You have a golden opportunity to partner with Comcast and actually provide a (hopefuly vastly simplified) router+software for the new era of fiber optics. But you are obviously stuck catering to relics of the past (even speaking of ancient Cisco router command language like that's a good thing!) instead of catering to the future -- in design, principle, and the emerging fiber market. It's seemingly beyond your engineering team to produce an HTML page with a few dozen lines of PHP to scrape the fields and populate configuration options into the convoluted mess of text files tnsr calls config, so I don't have high hopes.

What a disgusting, misleading, time-wasting, exploitative, ridiculous process and product.

gabacho4

@gabe-a my man, what I posted was from the Netgate website itself, but it only applies to in place upgrades for TNSR itself. If you read the documentation that @Derelict provided, it shows you how to update the underlying linux distro. It's not particularly complicated.
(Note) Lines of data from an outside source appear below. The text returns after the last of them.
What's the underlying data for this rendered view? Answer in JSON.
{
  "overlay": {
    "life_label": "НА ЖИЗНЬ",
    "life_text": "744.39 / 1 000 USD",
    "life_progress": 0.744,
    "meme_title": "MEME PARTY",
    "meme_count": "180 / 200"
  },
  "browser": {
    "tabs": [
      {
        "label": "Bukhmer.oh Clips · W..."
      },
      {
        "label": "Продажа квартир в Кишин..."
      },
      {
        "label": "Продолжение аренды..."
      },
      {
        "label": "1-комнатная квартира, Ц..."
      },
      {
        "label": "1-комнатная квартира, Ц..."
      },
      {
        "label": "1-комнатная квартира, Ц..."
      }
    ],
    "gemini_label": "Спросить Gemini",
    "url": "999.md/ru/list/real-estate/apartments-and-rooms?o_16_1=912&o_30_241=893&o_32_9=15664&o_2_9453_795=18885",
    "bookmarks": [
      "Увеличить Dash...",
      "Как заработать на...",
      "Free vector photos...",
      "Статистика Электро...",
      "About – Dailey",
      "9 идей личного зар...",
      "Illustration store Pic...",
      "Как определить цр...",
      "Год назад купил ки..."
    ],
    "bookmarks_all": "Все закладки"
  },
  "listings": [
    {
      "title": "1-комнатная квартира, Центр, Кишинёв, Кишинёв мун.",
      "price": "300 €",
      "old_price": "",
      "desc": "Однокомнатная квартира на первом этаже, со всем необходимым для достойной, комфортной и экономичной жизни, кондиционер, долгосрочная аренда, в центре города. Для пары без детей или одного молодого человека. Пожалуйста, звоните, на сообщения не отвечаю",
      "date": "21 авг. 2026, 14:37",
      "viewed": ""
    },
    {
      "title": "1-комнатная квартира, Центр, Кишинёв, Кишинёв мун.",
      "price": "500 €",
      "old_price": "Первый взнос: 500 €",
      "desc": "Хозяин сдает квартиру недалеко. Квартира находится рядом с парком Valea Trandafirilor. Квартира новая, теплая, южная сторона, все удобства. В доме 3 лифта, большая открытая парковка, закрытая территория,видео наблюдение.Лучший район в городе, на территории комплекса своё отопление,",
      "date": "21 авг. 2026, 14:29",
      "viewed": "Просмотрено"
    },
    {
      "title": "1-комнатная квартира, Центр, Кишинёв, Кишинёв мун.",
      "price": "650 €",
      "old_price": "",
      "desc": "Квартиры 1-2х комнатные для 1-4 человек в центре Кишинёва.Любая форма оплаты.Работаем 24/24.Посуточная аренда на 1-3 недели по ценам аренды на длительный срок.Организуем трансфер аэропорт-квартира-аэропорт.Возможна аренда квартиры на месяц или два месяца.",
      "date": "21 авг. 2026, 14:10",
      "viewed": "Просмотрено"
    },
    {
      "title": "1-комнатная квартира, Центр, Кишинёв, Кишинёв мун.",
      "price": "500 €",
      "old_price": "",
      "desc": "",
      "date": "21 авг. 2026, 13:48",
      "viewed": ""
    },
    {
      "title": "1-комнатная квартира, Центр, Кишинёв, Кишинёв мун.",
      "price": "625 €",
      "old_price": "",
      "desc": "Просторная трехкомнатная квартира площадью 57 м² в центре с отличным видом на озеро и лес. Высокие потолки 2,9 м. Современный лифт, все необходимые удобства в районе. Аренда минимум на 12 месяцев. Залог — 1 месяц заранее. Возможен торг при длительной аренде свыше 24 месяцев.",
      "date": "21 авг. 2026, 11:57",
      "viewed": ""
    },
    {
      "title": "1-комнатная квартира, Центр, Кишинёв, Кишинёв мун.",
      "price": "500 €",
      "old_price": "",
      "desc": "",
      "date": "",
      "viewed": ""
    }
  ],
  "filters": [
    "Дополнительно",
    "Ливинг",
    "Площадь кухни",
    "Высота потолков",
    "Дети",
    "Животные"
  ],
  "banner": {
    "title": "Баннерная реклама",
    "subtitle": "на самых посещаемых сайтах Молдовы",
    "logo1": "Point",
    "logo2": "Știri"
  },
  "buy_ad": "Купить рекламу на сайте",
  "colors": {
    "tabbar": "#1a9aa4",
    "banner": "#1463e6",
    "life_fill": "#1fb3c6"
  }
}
I am going to be honest with you, I've set up and deployed TNSR on an SG5100 multiple times at this point and have not had the experience you are having. The documentation got me up and running and I've been satisfied with my experience and the product - and it's only gotten better over time. My config isn't insane, just some VLANS, some ACLs, some dst NAT rules, and an ipsec site to site, though I see that Wireguard is now supported for site to site and remote access, so I'll be playing with that here very soon. If TNSR isn't for you, I can respect that. No one said we all have to like or appreciate the same things. I do think you will be truly pressed to find any consumer-level gear that can perform at the scale you are looking at. And anything commercial is likely going to cost you much more if you can get your hands on it at all.

To be very frank, you made a purchase based on a Comcast tech's advice without seemingly truly understanding the performance of the software for the hardware that you purchased. I personally would have contacted Netgate to discuss your performance needs and allowed them to help you select the best hardware. I believe the next option up (1531 or something like that) has the power to provide the performance you want/need using the more simple or intuitive PfSense. Netgate posts pfSense performance numbers openly and fairly and frequently stresses that imix is the more realistic test for performance.

I don't know what more to say or do to help you as this has become more of a rage venting than an inquiry for configuration assistance. Happy to try to be of help if the conversation goes the latter direction again. I also believe you could reach out to Netgate for advice or possibly even some configuration assistance.

EDIT: please do realize that I am not associated with Netgate, don't collect a dime for making plugs or promoting their hardware or software. I am not even formally trained or certified as a sys admin or anything like that. 'm just a regular user with a curiosity for networking and a desire to learn always.